Would you like a lamington? – everyone in Economy on the plane was asked this question, one by one. A lamington is, I believe, an Australian invention, birthed in outback towns, created from an overload of aging sponge cake (imagine a sponge!), ingeniously cut into cubes, rolled in a liquid chocolate and then rolled, tumbled! lasciviously in desiccated coconut, and named a Lamington.
More likely the name of some 3rd level aristocrat, Lord Earnest St John Lamington of Balfour Castle – but who knows where the name came from, and don’t write in to tell me.
I’ve eaten mine, sluiced down with tea, and I have at long last learned how to open those little pods of milk they give you on the plane. Write in if you want to know how.
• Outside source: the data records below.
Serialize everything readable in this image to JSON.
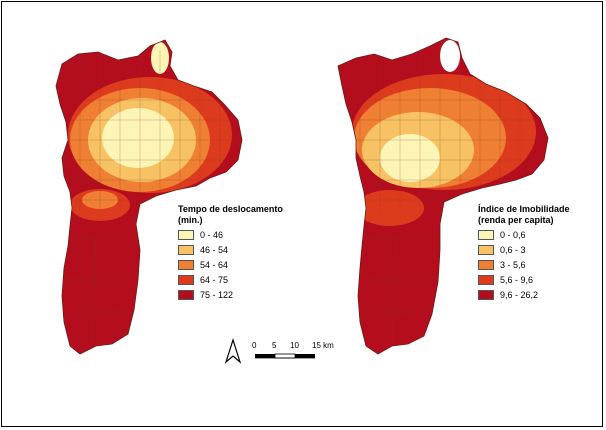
{
  "maps": [
    {
      "legend": {
        "title_line1": "Tempo de deslocamento",
        "title_line2": "(min.)",
        "classes": [
          {
            "label": "0 - 46",
            "color": "#fdf5b6"
          },
          {
            "label": "46 - 54",
            "color": "#f7c263"
          },
          {
            "label": "54 - 64",
            "color": "#ef7f33"
          },
          {
            "label": "64 - 75",
            "color": "#dd3b1e"
          },
          {
            "label": "75 - 122",
            "color": "#b30d1e"
          }
        ]
      }
    },
    {
      "legend": {
        "title_line1": "Índice de Imobilidade",
        "title_line2": "(renda per capita)",
        "classes": [
          {
            "label": "0 - 0,6",
            "color": "#fdf5b6"
          },
          {
            "label": "0,6 - 3",
            "color": "#f7c263"
          },
          {
            "label": "3 - 5,6",
            "color": "#ef7f33"
          },
          {
            "label": "5,6 - 9,6",
            "color": "#dd3b1e"
          },
          {
            "label": "9,6 - 26,2",
            "color": "#b30d1e"
          }
        ]
      }
    }
  ],
  "scale_bar": {
    "ticks": [
      "0",
      "5",
      "10",
      "15 km"
    ]
  },
  "north_arrow": {
    "icon": "north-arrow-icon"
  }
}
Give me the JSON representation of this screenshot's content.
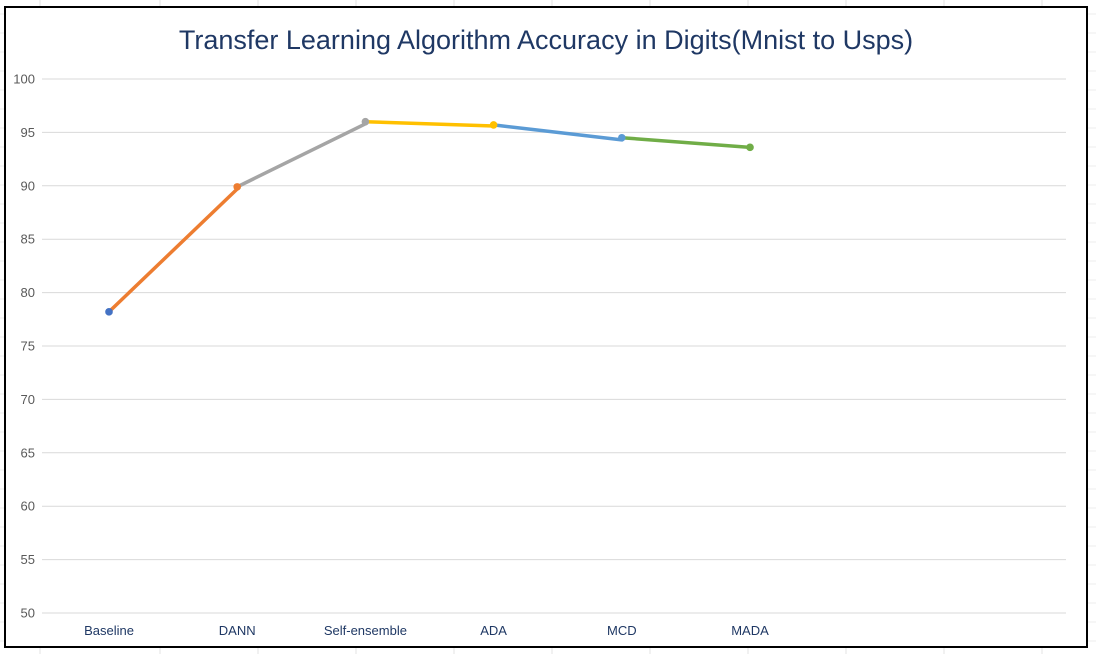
{
  "chart_data": {
    "type": "line",
    "title": "Transfer Learning Algorithm Accuracy in Digits(Mnist to Usps)",
    "xlabel": "",
    "ylabel": "",
    "categories": [
      "Baseline",
      "DANN",
      "Self-ensemble",
      "ADA",
      "MCD",
      "MADA"
    ],
    "values": [
      78.2,
      89.9,
      96.0,
      95.7,
      94.5,
      93.6
    ],
    "segment_end_values": [
      78.2,
      89.7,
      95.8,
      95.6,
      94.3,
      93.6
    ],
    "ylim": [
      50,
      100
    ],
    "yticks": [
      50,
      55,
      60,
      65,
      70,
      75,
      80,
      85,
      90,
      95,
      100
    ],
    "grid": true,
    "legend": "none",
    "point_colors": [
      "#4472c4",
      "#ed7d31",
      "#a5a5a5",
      "#ffc000",
      "#5b9bd5",
      "#70ad47"
    ],
    "segment_colors": [
      "#ed7d31",
      "#a5a5a5",
      "#ffc000",
      "#5b9bd5",
      "#70ad47"
    ],
    "colors": {
      "title": "#1f3864",
      "gridline": "#d9d9d9",
      "tick_label": "#595959",
      "category_label": "#1f3864",
      "frame": "#000000"
    }
  }
}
More Henry Miller on the plane. Henry emboldens one to write. I embrace the fact that anything trivial can become significant when gifted with one’s loving attention. A man’s sunglasses snuck on his cap, for example, or a lamington. Oscar Wilde, ’tis said, put in a comma, and took it out again; I did the same just now.
The purpose of the plane trip up, where I mentioned the girl’s ropey hair, was to go on board a 40-foot yacht in order to make a coastal voyage of about 600 nautical miles, and which was ended, for me at least, after two days at sea. My aircraft is now about to land in my home city of Hobart. Poor decisions were being made, and it became clear I must disembark. If you are familiar with TV’s Black Books you have an idea of the shenanigans on board.
Home is the sailor home from the sea, and the writer, too.